Vierundzwanzig Stunden später bewegten
wir uns im gewohnten Tempo durch den Rest unserer Kundschaft. Es war Mittwoch,
und mein Seemann beschloß den Reigen. Er machte es sich im Stuhl gemütlich und
rauchte. Es roch wie eine Filterzigarette, bei der einer den Filter anzündet
und zuerst genießt. Deswegen verzichtete ich, als er mir eine anbot.
«Die hat mein Sohn aus Cuba
mitgebracht», sagte er, während ich das Fenster öffnete. «War vier Monate auf
See, der Jung.»
«Meinen Glückwunsch», gab ich zur
Antwort. «Das wird die Marke sein, die die Rebellen im Busch geraucht haben.
Batistas Ende.»
Er beugte sich vor und zwinkerte.
«Rum hat er auch mit. Ein Zeug wie
flüssiges Gold. Fäßchen zu fünfundzwanzig Litern. Wollen Sie eins?»
«Wieviel?»
Der Rest der Beratung verging damit,
daß wir um den Preis des flüssigen Goldes feilschten.

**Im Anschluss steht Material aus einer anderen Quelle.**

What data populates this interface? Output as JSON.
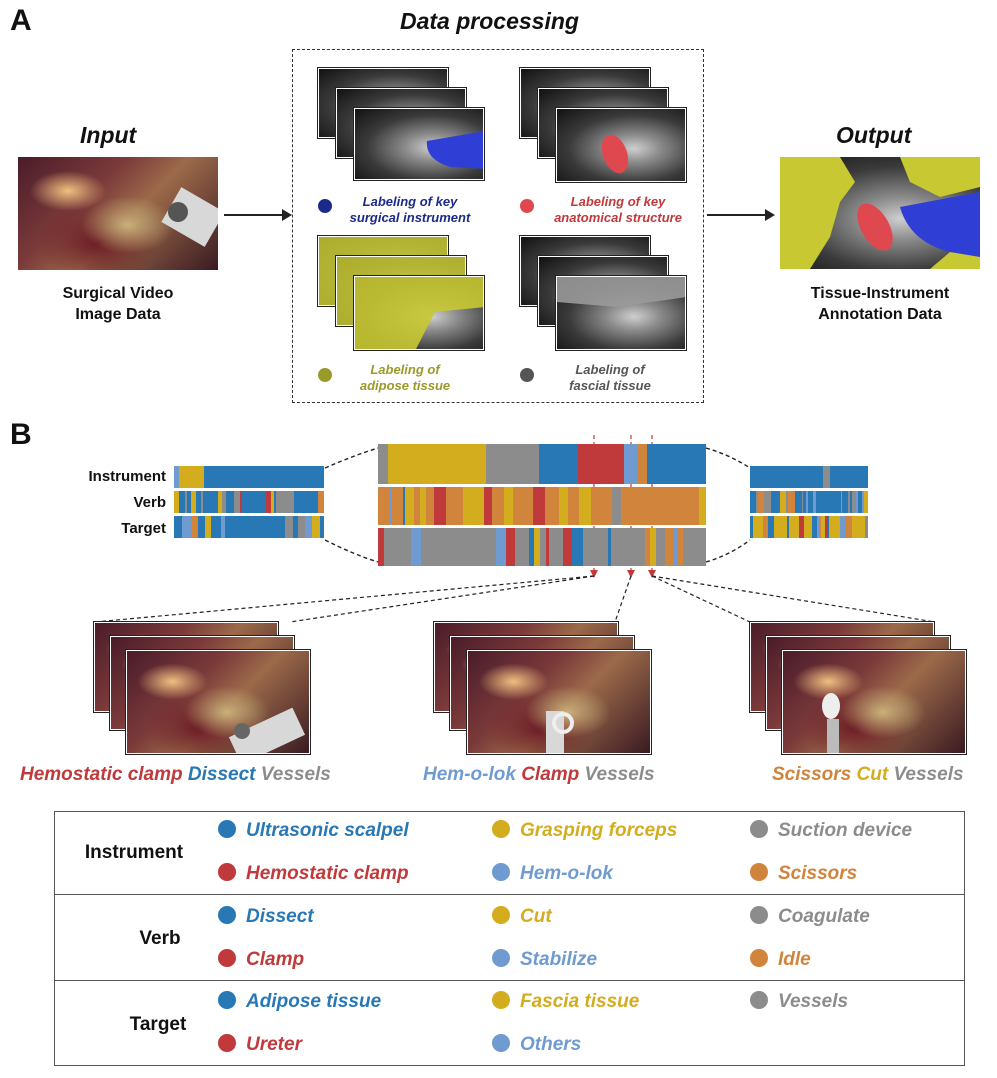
{
  "panelA": {
    "letter": "A",
    "input_title": "Input",
    "input_caption_line1": "Surgical Video",
    "input_caption_line2": "Image Data",
    "processing_title": "Data processing",
    "output_title": "Output",
    "output_caption_line1": "Tissue-Instrument",
    "output_caption_line2": "Annotation Data",
    "labels": [
      {
        "line1": "Labeling of key",
        "line2": "surgical instrument",
        "color": "#1b2a8a"
      },
      {
        "line1": "Labeling of key",
        "line2": "anatomical structure",
        "color": "#c0393b"
      },
      {
        "line1": "Labeling of",
        "line2": "adipose tissue",
        "color": "#9a9a2a"
      },
      {
        "line1": "Labeling of",
        "line2": "fascial tissue",
        "color": "#555555"
      }
    ]
  },
  "panelB": {
    "letter": "B",
    "row_labels": [
      "Instrument",
      "Verb",
      "Target"
    ],
    "triplets": [
      {
        "instrument": "Hemostatic clamp",
        "verb": "Dissect",
        "target": "Vessels",
        "colors": [
          "#c0393b",
          "#2878b5",
          "#8c8c8c"
        ]
      },
      {
        "instrument": "Hem-o-lok",
        "verb": "Clamp",
        "target": "Vessels",
        "colors": [
          "#6f9bd1",
          "#c0393b",
          "#8c8c8c"
        ]
      },
      {
        "instrument": "Scissors",
        "verb": "Cut",
        "target": "Vessels",
        "colors": [
          "#d0843c",
          "#d4ad1f",
          "#8c8c8c"
        ]
      }
    ]
  },
  "legend": {
    "categories": [
      {
        "name": "Instrument",
        "items": [
          {
            "label": "Ultrasonic scalpel",
            "color": "#2878b5"
          },
          {
            "label": "Grasping forceps",
            "color": "#d4ad1f"
          },
          {
            "label": "Suction device",
            "color": "#8c8c8c"
          },
          {
            "label": "Hemostatic clamp",
            "color": "#c0393b"
          },
          {
            "label": "Hem-o-lok",
            "color": "#6f9bd1"
          },
          {
            "label": "Scissors",
            "color": "#d0843c"
          }
        ]
      },
      {
        "name": "Verb",
        "items": [
          {
            "label": "Dissect",
            "color": "#2878b5"
          },
          {
            "label": "Cut",
            "color": "#d4ad1f"
          },
          {
            "label": "Coagulate",
            "color": "#8c8c8c"
          },
          {
            "label": "Clamp",
            "color": "#c0393b"
          },
          {
            "label": "Stabilize",
            "color": "#6f9bd1"
          },
          {
            "label": "Idle",
            "color": "#d0843c"
          }
        ]
      },
      {
        "name": "Target",
        "items": [
          {
            "label": "Adipose tissue",
            "color": "#2878b5"
          },
          {
            "label": "Fascia tissue",
            "color": "#d4ad1f"
          },
          {
            "label": "Vessels",
            "color": "#8c8c8c"
          },
          {
            "label": "Ureter",
            "color": "#c0393b"
          },
          {
            "label": "Others",
            "color": "#6f9bd1"
          }
        ]
      }
    ]
  },
  "colors": {
    "blue": "#2878b5",
    "gold": "#d4ad1f",
    "gray": "#8c8c8c",
    "red": "#c0393b",
    "lightblue": "#6f9bd1",
    "orange": "#d0843c",
    "seg_blue": "#2f3fd6",
    "seg_red": "#e04850",
    "seg_yellow": "#c8c832"
  }
}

Von Beschwerden wurde
nicht gesprochen. Ich verabschiedete ihn, um einiges ärmer, aber mit der
Aussicht auf fünfundzwanzig Liter Rum von der sonnigen Insel Cuba.
Dann studierte ich meine Besuchsliste.
Dorothea Lindemanns Name stand an erster Stelle. Ihr Geburtstag fiel mir ein.
Während ich darüber nachdachte, ob Blumen oder Pralinen besser wären, kam
Mechthild mit einem Haufen von Mullbinden.
«Wissen Sie, daß heute die Frau Seegers
verbunden werden muß? Ich pack Ihnen alles ein.»
«Ach, Unglück», sagte ich. «Die habe
ich ja gar nicht auf der Liste. Hätte ich glatt vergessen.»
Ich schrieb den Namen ins Buch und
starrte ihn an.
«Na, das wird mich allein ‘ne Stunde
aufhalten. Binden wickeln war nie mein Fall.»
Mechthild warf den Mullhaufen auf das
Untersuchungsbett.
«Nehmen Sie mich mit. Ich verbinde sie.